Last Friday at the Science Factory, we hosted the second in a new series of no-school-day programs all about robotics. In these programs, kids in grades 3 to 6 have the chance to work in teams to build and program their own LEGO Mindstorms robot that will complete a given mission. Within the constraints of the robotics system itself, kids have an amazingly wide array of possibilities that allow them to make a robot that is truly their own creation.
While we have included building and tinkering activities in many of our lessons before, this series represents our first attempt at building an entire day around “making” something from the ground up. As much as we hope the students are learning from it (more on that later), it has certainly been a learning experience for us. Some kids are LEGO experts, while others have hardly played with them in their lives. Some have a little bit of programming knowledge, but most have none at all. Some are more than willing to jump in and get their hands deep into the Legos, while others are more timid and need encouragement and direction.
Perhaps hardest of all, some kids are comfortable working in teams while others would much rather do all the work themselves. On an intense, complex project such as this one, going it alone is simply not an option. Finding ways to make these kids work together is crucial to the success of the project. I talked to one kid in the middle of the afternoon who was nearly in tears because of frustration with his teammates. He was not the first of our kids to be in this state, nor do I expect that he’ll be the last.
Why go through all of this frustration? Surely there must be easier ways to convey engineering concepts. While there are plenty of ways to give kids the information that will let them pass a test or get an “A” in class (and these are important too!), there is no substitute for diving head-first into a project that will teach all of this information and more in the process of completing the project.
Learning by making is really hard. It’s hard for the students, who might take lots of wrong turns and meet many dead ends before finally finding a solution. It’s hard for the teachers, who must be comfortable being a guide and mentor for a project where the finished product isn’t known ahead of time. But I believe that the lessons learned through making — not just in programming and building concepts, but in cooperation, teamwork, and perseverance — are a payoff well worth the trouble. By the end, that kid on the verge of tears was beaming with pride in his team’s completed robot.
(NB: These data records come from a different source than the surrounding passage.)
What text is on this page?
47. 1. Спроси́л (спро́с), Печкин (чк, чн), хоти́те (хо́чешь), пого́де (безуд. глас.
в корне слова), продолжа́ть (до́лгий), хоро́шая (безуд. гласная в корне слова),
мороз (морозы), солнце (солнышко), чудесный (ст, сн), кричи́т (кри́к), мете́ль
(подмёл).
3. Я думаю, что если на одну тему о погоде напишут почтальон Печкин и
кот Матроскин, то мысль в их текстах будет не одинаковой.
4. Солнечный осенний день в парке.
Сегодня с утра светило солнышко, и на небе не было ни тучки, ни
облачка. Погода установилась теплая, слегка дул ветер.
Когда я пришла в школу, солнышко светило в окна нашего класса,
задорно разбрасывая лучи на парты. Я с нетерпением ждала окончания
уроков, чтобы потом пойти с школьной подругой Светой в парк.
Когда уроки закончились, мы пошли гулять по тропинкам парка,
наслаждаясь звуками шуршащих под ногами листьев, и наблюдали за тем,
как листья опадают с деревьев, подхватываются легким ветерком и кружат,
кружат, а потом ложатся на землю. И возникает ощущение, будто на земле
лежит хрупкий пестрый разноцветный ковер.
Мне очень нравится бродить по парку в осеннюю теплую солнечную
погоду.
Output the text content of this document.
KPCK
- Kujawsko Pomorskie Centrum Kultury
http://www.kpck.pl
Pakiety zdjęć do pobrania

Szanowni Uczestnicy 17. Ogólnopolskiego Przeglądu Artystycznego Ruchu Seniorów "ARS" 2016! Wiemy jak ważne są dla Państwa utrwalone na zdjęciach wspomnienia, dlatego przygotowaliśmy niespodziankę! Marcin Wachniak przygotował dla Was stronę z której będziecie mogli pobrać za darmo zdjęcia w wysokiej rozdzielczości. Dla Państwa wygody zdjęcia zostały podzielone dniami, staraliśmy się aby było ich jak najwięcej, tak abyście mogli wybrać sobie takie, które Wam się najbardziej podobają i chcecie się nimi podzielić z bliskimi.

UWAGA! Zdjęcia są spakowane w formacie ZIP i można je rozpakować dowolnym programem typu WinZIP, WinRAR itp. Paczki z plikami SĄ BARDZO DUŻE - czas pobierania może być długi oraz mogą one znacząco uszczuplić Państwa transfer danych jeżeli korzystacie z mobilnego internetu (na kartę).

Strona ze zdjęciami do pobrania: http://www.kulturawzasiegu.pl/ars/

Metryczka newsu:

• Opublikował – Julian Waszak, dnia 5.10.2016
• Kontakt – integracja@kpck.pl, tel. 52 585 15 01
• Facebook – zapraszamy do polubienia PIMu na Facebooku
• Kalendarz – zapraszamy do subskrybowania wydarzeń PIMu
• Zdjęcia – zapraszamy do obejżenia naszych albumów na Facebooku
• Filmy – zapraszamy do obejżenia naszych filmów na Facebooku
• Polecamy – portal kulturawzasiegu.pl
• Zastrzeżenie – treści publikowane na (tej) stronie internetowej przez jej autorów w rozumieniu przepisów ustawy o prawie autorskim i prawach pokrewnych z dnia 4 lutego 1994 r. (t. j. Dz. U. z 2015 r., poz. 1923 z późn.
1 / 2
We are hardly the first museum to realize the potential for bringing maker culture into our educational programs. Many large museums are creating innovative exhibits and events around making and building things, including the Exploratorium’s Tinkering Studio and Open Make at the Tech Museum. By hosting the Eugene Mini Maker Faire and bringing other making-oriented programs to our visitors, the Science Factory aims to join these museums as places where children and adults can find their inner maker and learn by doing. We hope you’ll join us, too!